How MAST Works with Church Owned Bible Translation
At a MAST Bible translation workshop, a team of national Bible translators works together to translate different portions of Scripture and then review and edit each other’s work. The national translators typically work on one chapter at a time, using a source text in a language they understand fluently (often called a trade language or a Gateway language) and translating into their own heart language.
MAST is based on proven linguistic principles, enabling native speakers of the target language to create a Bible translation that is both accurate and clear, under the authority of the local church.

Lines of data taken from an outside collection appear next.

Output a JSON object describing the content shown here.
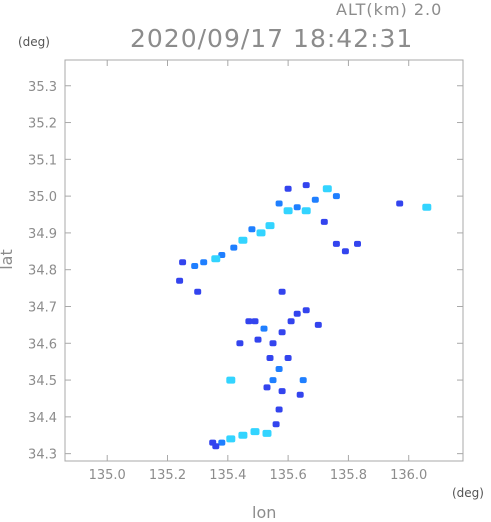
{
  "header": {
    "alt_label": "ALT(km) 2.0",
    "timestamp": "2020/09/17 18:42:31"
  },
  "chart_data": {
    "type": "scatter",
    "title": "2020/09/17 18:42:31",
    "xlabel": "lon",
    "ylabel": "lat",
    "xunit": "(deg)",
    "yunit": "(deg)",
    "xlim": [
      134.86,
      136.18
    ],
    "ylim": [
      34.28,
      35.37
    ],
    "xticks": [
      135.0,
      135.2,
      135.4,
      135.6,
      135.8,
      136.0
    ],
    "xtick_labels": [
      "135.0",
      "135.2",
      "135.4",
      "135.6",
      "135.8",
      "136.0"
    ],
    "yticks": [
      34.3,
      34.4,
      34.5,
      34.6,
      34.7,
      34.8,
      34.9,
      35.0,
      35.1,
      35.2,
      35.3
    ],
    "ytick_labels": [
      "34.3",
      "34.4",
      "34.5",
      "34.6",
      "34.7",
      "34.8",
      "34.9",
      "35.0",
      "35.1",
      "35.2",
      "35.3"
    ],
    "grid": false,
    "colors": {
      "low": "#3344ee",
      "mid": "#1f7fff",
      "high": "#33d4ff",
      "axis": "#a8a8a8",
      "text": "#8c8c8c"
    },
    "cells": [
      {
        "lon": 135.73,
        "lat": 35.02,
        "level": "high"
      },
      {
        "lon": 135.76,
        "lat": 35.0,
        "level": "mid"
      },
      {
        "lon": 135.69,
        "lat": 34.99,
        "level": "mid"
      },
      {
        "lon": 135.66,
        "lat": 34.96,
        "level": "high"
      },
      {
        "lon": 135.63,
        "lat": 34.97,
        "level": "mid"
      },
      {
        "lon": 135.6,
        "lat": 34.96,
        "level": "high"
      },
      {
        "lon": 135.57,
        "lat": 34.98,
        "level": "mid"
      },
      {
        "lon": 135.54,
        "lat": 34.92,
        "level": "high"
      },
      {
        "lon": 135.51,
        "lat": 34.9,
        "level": "high"
      },
      {
        "lon": 135.48,
        "lat": 34.91,
        "level": "mid"
      },
      {
        "lon": 135.45,
        "lat": 34.88,
        "level": "high"
      },
      {
        "lon": 135.42,
        "lat": 34.86,
        "level": "mid"
      },
      {
        "lon": 135.38,
        "lat": 34.84,
        "level": "mid"
      },
      {
        "lon": 135.36,
        "lat": 34.83,
        "level": "high"
      },
      {
        "lon": 135.32,
        "lat": 34.82,
        "level": "mid"
      },
      {
        "lon": 135.29,
        "lat": 34.81,
        "level": "mid"
      },
      {
        "lon": 135.25,
        "lat": 34.82,
        "level": "low"
      },
      {
        "lon": 135.72,
        "lat": 34.93,
        "level": "low"
      },
      {
        "lon": 135.76,
        "lat": 34.87,
        "level": "low"
      },
      {
        "lon": 135.79,
        "lat": 34.85,
        "level": "low"
      },
      {
        "lon": 135.83,
        "lat": 34.87,
        "level": "low"
      },
      {
        "lon": 135.97,
        "lat": 34.98,
        "level": "low"
      },
      {
        "lon": 136.06,
        "lat": 34.97,
        "level": "high"
      },
      {
        "lon": 135.6,
        "lat": 35.02,
        "level": "low"
      },
      {
        "lon": 135.66,
        "lat": 35.03,
        "level": "low"
      },
      {
        "lon": 135.49,
        "lat": 34.66,
        "level": "low"
      },
      {
        "lon": 135.52,
        "lat": 34.64,
        "level": "mid"
      },
      {
        "lon": 135.55,
        "lat": 34.6,
        "level": "low"
      },
      {
        "lon": 135.5,
        "lat": 34.61,
        "level": "low"
      },
      {
        "lon": 135.58,
        "lat": 34.63,
        "level": "low"
      },
      {
        "lon": 135.61,
        "lat": 34.66,
        "level": "low"
      },
      {
        "lon": 135.63,
        "lat": 34.68,
        "level": "low"
      },
      {
        "lon": 135.54,
        "lat": 34.56,
        "level": "low"
      },
      {
        "lon": 135.57,
        "lat": 34.53,
        "level": "mid"
      },
      {
        "lon": 135.55,
        "lat": 34.5,
        "level": "mid"
      },
      {
        "lon": 135.53,
        "lat": 34.48,
        "level": "low"
      },
      {
        "lon": 135.58,
        "lat": 34.47,
        "level": "low"
      },
      {
        "lon": 135.6,
        "lat": 34.56,
        "level": "low"
      },
      {
        "lon": 135.65,
        "lat": 34.5,
        "level": "mid"
      },
      {
        "lon": 135.64,
        "lat": 34.46,
        "level": "low"
      },
      {
        "lon": 135.41,
        "lat": 34.5,
        "level": "high"
      },
      {
        "lon": 135.44,
        "lat": 34.6,
        "level": "low"
      },
      {
        "lon": 135.57,
        "lat": 34.42,
        "level": "low"
      },
      {
        "lon": 135.56,
        "lat": 34.38,
        "level": "low"
      },
      {
        "lon": 135.49,
        "lat": 34.36,
        "level": "high"
      },
      {
        "lon": 135.45,
        "lat": 34.35,
        "level": "high"
      },
      {
        "lon": 135.41,
        "lat": 34.34,
        "level": "high"
      },
      {
        "lon": 135.38,
        "lat": 34.33,
        "level": "mid"
      },
      {
        "lon": 135.36,
        "lat": 34.32,
        "level": "low"
      },
      {
        "lon": 135.35,
        "lat": 34.33,
        "level": "low"
      },
      {
        "lon": 135.53,
        "lat": 34.355,
        "level": "high"
      },
      {
        "lon": 135.66,
        "lat": 34.69,
        "level": "low"
      },
      {
        "lon": 135.7,
        "lat": 34.65,
        "level": "low"
      },
      {
        "lon": 135.3,
        "lat": 34.74,
        "level": "low"
      },
      {
        "lon": 135.24,
        "lat": 34.77,
        "level": "low"
      },
      {
        "lon": 135.58,
        "lat": 34.74,
        "level": "low"
      },
      {
        "lon": 135.47,
        "lat": 34.66,
        "level": "low"
      }
    ]
  }
}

They walk through an eight-step process of drafting a translation and then checking and editing their translation with their team.

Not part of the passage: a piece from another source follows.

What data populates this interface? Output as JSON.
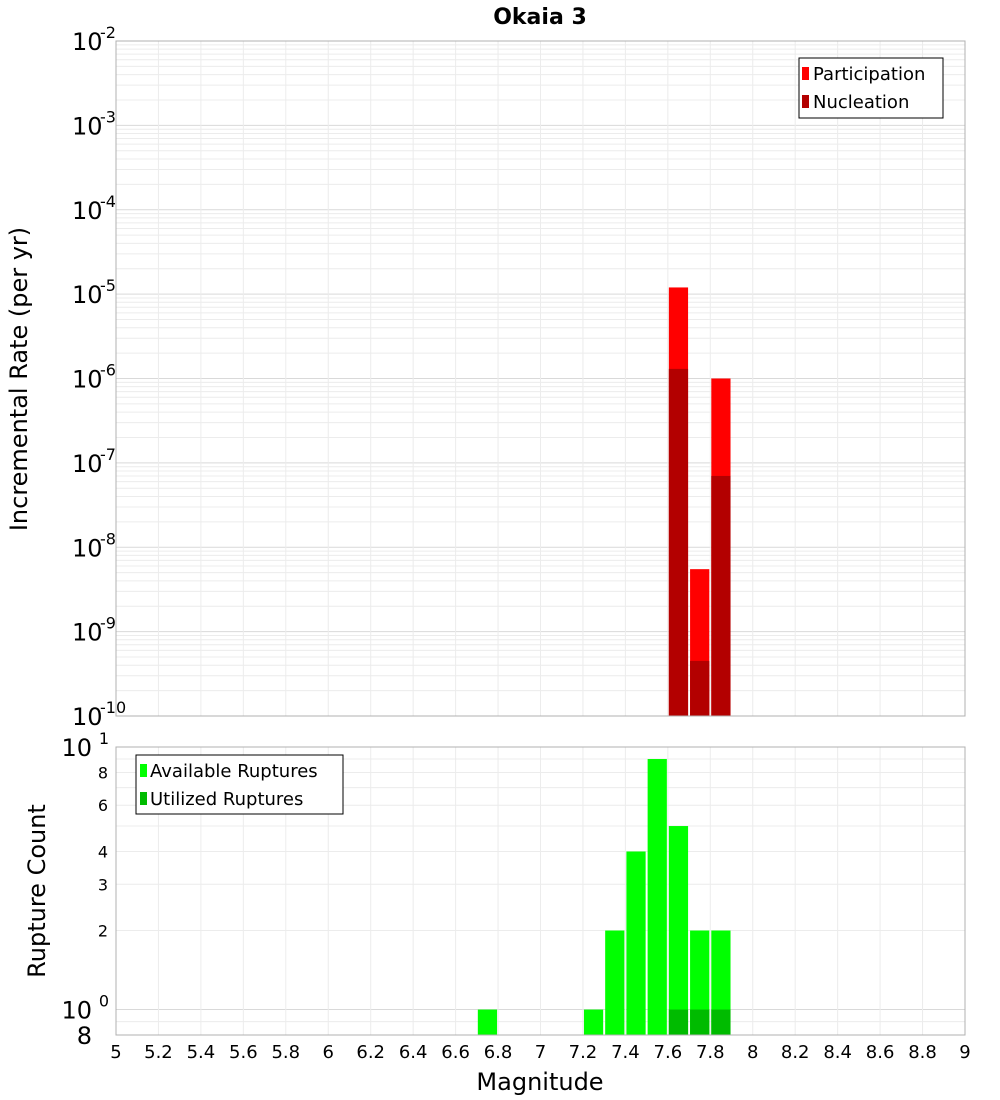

- Consume: The Bible translators read or listen to the text being read in the gateway (source) language, typically one chapter.

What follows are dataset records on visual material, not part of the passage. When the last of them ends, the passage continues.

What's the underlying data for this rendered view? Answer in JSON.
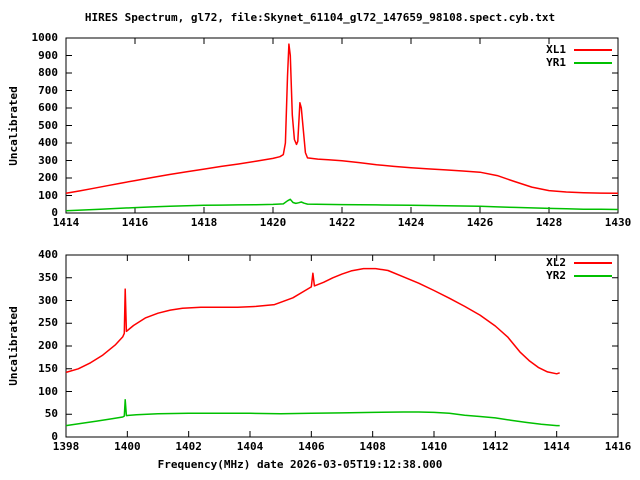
{
  "title": "HIRES Spectrum, gl72, file:Skynet_61104_gl72_147659_98108.spect.cyb.txt",
  "xlabel": "Frequency(MHz) date 2026-03-05T19:12:38.000",
  "colors": {
    "background": "#ffffff",
    "axis": "#000000",
    "red_series": "#ff0000",
    "green_series": "#00c000"
  },
  "panels": [
    {
      "ylabel": "Uncalibrated"
    },
    {
      "ylabel": "Uncalibrated"
    }
  ],
  "chart_data": [
    {
      "type": "line",
      "panel": "top",
      "xlim": [
        1414,
        1430
      ],
      "ylim": [
        0,
        1000
      ],
      "x_ticks": [
        1414,
        1416,
        1418,
        1420,
        1422,
        1424,
        1426,
        1428,
        1430
      ],
      "y_ticks": [
        0,
        100,
        200,
        300,
        400,
        500,
        600,
        700,
        800,
        900,
        1000
      ],
      "grid": false,
      "legend_position": "top-right",
      "series": [
        {
          "name": "XL1",
          "color": "#ff0000",
          "points": [
            [
              1414.0,
              113
            ],
            [
              1414.4,
              126
            ],
            [
              1414.8,
              141
            ],
            [
              1415.2,
              156
            ],
            [
              1415.6,
              171
            ],
            [
              1416.0,
              185
            ],
            [
              1416.5,
              203
            ],
            [
              1417.0,
              220
            ],
            [
              1417.5,
              236
            ],
            [
              1418.0,
              251
            ],
            [
              1418.5,
              266
            ],
            [
              1419.0,
              280
            ],
            [
              1419.5,
              296
            ],
            [
              1420.0,
              312
            ],
            [
              1420.2,
              322
            ],
            [
              1420.3,
              334
            ],
            [
              1420.36,
              400
            ],
            [
              1420.42,
              780
            ],
            [
              1420.46,
              965
            ],
            [
              1420.5,
              900
            ],
            [
              1420.56,
              560
            ],
            [
              1420.62,
              420
            ],
            [
              1420.68,
              392
            ],
            [
              1420.72,
              410
            ],
            [
              1420.78,
              630
            ],
            [
              1420.82,
              600
            ],
            [
              1420.88,
              470
            ],
            [
              1420.94,
              345
            ],
            [
              1421.0,
              315
            ],
            [
              1421.3,
              308
            ],
            [
              1421.6,
              304
            ],
            [
              1422.0,
              299
            ],
            [
              1422.5,
              288
            ],
            [
              1423.0,
              276
            ],
            [
              1423.5,
              266
            ],
            [
              1424.0,
              258
            ],
            [
              1424.5,
              252
            ],
            [
              1425.0,
              246
            ],
            [
              1425.5,
              240
            ],
            [
              1426.0,
              233
            ],
            [
              1426.5,
              214
            ],
            [
              1427.0,
              180
            ],
            [
              1427.5,
              148
            ],
            [
              1428.0,
              128
            ],
            [
              1428.5,
              120
            ],
            [
              1429.0,
              116
            ],
            [
              1429.5,
              114
            ],
            [
              1430.0,
              113
            ]
          ]
        },
        {
          "name": "YR1",
          "color": "#00c000",
          "points": [
            [
              1414.0,
              13
            ],
            [
              1414.5,
              17
            ],
            [
              1415.0,
              21
            ],
            [
              1415.5,
              26
            ],
            [
              1416.0,
              31
            ],
            [
              1416.5,
              35
            ],
            [
              1417.0,
              39
            ],
            [
              1417.5,
              42
            ],
            [
              1418.0,
              44
            ],
            [
              1418.5,
              45
            ],
            [
              1419.0,
              46
            ],
            [
              1419.5,
              47
            ],
            [
              1420.0,
              49
            ],
            [
              1420.3,
              52
            ],
            [
              1420.42,
              70
            ],
            [
              1420.5,
              78
            ],
            [
              1420.58,
              60
            ],
            [
              1420.66,
              55
            ],
            [
              1420.74,
              58
            ],
            [
              1420.82,
              63
            ],
            [
              1420.9,
              56
            ],
            [
              1421.0,
              51
            ],
            [
              1421.5,
              49
            ],
            [
              1422.0,
              48
            ],
            [
              1423.0,
              46
            ],
            [
              1424.0,
              44
            ],
            [
              1425.0,
              42
            ],
            [
              1425.5,
              40
            ],
            [
              1426.0,
              38
            ],
            [
              1426.5,
              35
            ],
            [
              1427.0,
              32
            ],
            [
              1427.5,
              29
            ],
            [
              1428.0,
              26
            ],
            [
              1428.5,
              24
            ],
            [
              1429.0,
              22
            ],
            [
              1429.5,
              21
            ],
            [
              1430.0,
              20
            ]
          ]
        }
      ]
    },
    {
      "type": "line",
      "panel": "bottom",
      "xlim": [
        1398,
        1416
      ],
      "ylim": [
        0,
        400
      ],
      "x_ticks": [
        1398,
        1400,
        1402,
        1404,
        1406,
        1408,
        1410,
        1412,
        1414,
        1416
      ],
      "y_ticks": [
        0,
        50,
        100,
        150,
        200,
        250,
        300,
        350,
        400
      ],
      "grid": false,
      "legend_position": "top-right",
      "series": [
        {
          "name": "XL2",
          "color": "#ff0000",
          "points": [
            [
              1398.0,
              142
            ],
            [
              1398.4,
              150
            ],
            [
              1398.8,
              163
            ],
            [
              1399.2,
              180
            ],
            [
              1399.6,
              202
            ],
            [
              1399.85,
              220
            ],
            [
              1399.9,
              228
            ],
            [
              1399.93,
              325
            ],
            [
              1399.97,
              232
            ],
            [
              1400.2,
              245
            ],
            [
              1400.6,
              262
            ],
            [
              1401.0,
              272
            ],
            [
              1401.4,
              279
            ],
            [
              1401.8,
              283
            ],
            [
              1402.4,
              285
            ],
            [
              1403.0,
              285
            ],
            [
              1403.6,
              285
            ],
            [
              1404.2,
              287
            ],
            [
              1404.8,
              291
            ],
            [
              1405.0,
              296
            ],
            [
              1405.4,
              306
            ],
            [
              1405.8,
              322
            ],
            [
              1406.0,
              330
            ],
            [
              1406.05,
              360
            ],
            [
              1406.1,
              332
            ],
            [
              1406.4,
              340
            ],
            [
              1406.7,
              350
            ],
            [
              1407.0,
              358
            ],
            [
              1407.3,
              365
            ],
            [
              1407.7,
              370
            ],
            [
              1408.1,
              370
            ],
            [
              1408.5,
              366
            ],
            [
              1409.0,
              352
            ],
            [
              1409.5,
              338
            ],
            [
              1410.0,
              322
            ],
            [
              1410.5,
              305
            ],
            [
              1411.0,
              287
            ],
            [
              1411.5,
              268
            ],
            [
              1412.0,
              244
            ],
            [
              1412.4,
              220
            ],
            [
              1412.8,
              187
            ],
            [
              1413.1,
              168
            ],
            [
              1413.4,
              153
            ],
            [
              1413.7,
              143
            ],
            [
              1414.0,
              139
            ],
            [
              1414.1,
              141
            ]
          ]
        },
        {
          "name": "YR2",
          "color": "#00c000",
          "points": [
            [
              1398.0,
              25
            ],
            [
              1398.5,
              30
            ],
            [
              1399.0,
              35
            ],
            [
              1399.5,
              40
            ],
            [
              1399.85,
              44
            ],
            [
              1399.9,
              46
            ],
            [
              1399.93,
              82
            ],
            [
              1399.97,
              47
            ],
            [
              1400.3,
              49
            ],
            [
              1401.0,
              51
            ],
            [
              1402.0,
              52
            ],
            [
              1403.0,
              52
            ],
            [
              1404.0,
              52
            ],
            [
              1405.0,
              51
            ],
            [
              1406.0,
              52
            ],
            [
              1407.0,
              53
            ],
            [
              1408.0,
              54
            ],
            [
              1409.0,
              55
            ],
            [
              1409.5,
              55
            ],
            [
              1410.0,
              54
            ],
            [
              1410.5,
              52
            ],
            [
              1411.0,
              48
            ],
            [
              1411.5,
              45
            ],
            [
              1412.0,
              42
            ],
            [
              1412.5,
              37
            ],
            [
              1413.0,
              32
            ],
            [
              1413.5,
              28
            ],
            [
              1414.0,
              25
            ],
            [
              1414.1,
              25
            ]
          ]
        }
      ]
    }
  ]
}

- Verbalize: The Bible translators describe to a partner what they have just read/heard, using their own mother tongue.
- Break into Chunks: The passage is broken down into smaller, workable sections, called chunks. This is usually two to four verses.
- Blind Draft: The Bible translators each take a chunk of their chapters and draft their translation of that portion without looking at the source text or any other resources.
- Self-Edit: The Bible translators open their source text and check their own blind draft for completeness and accuracy, making any necessary changes to the draft. Here they may also consult other resources, like translation dictionaries or commentaries.
- Peer Edit: The Bible translators trade portions and check each other’s work, suggesting edits or changes to the translator of that portion.
- Keyword Check: The passage is checked to confirm that the meaning of each keyword (including abstract spiritual terms and biblical and geographical names) is clearly represented in the translation of that portion.
- Verse-by-Verse Check: The Bible translators work together as a team or in pairs, using whatever resources are available to them to go through each verse, systematically checking to make sure that every aspect of the original source text is represented in the translation.
After the book is complete, the translation is taken through further checking steps with the community of other speakers of the target language and with leaders of the local churches.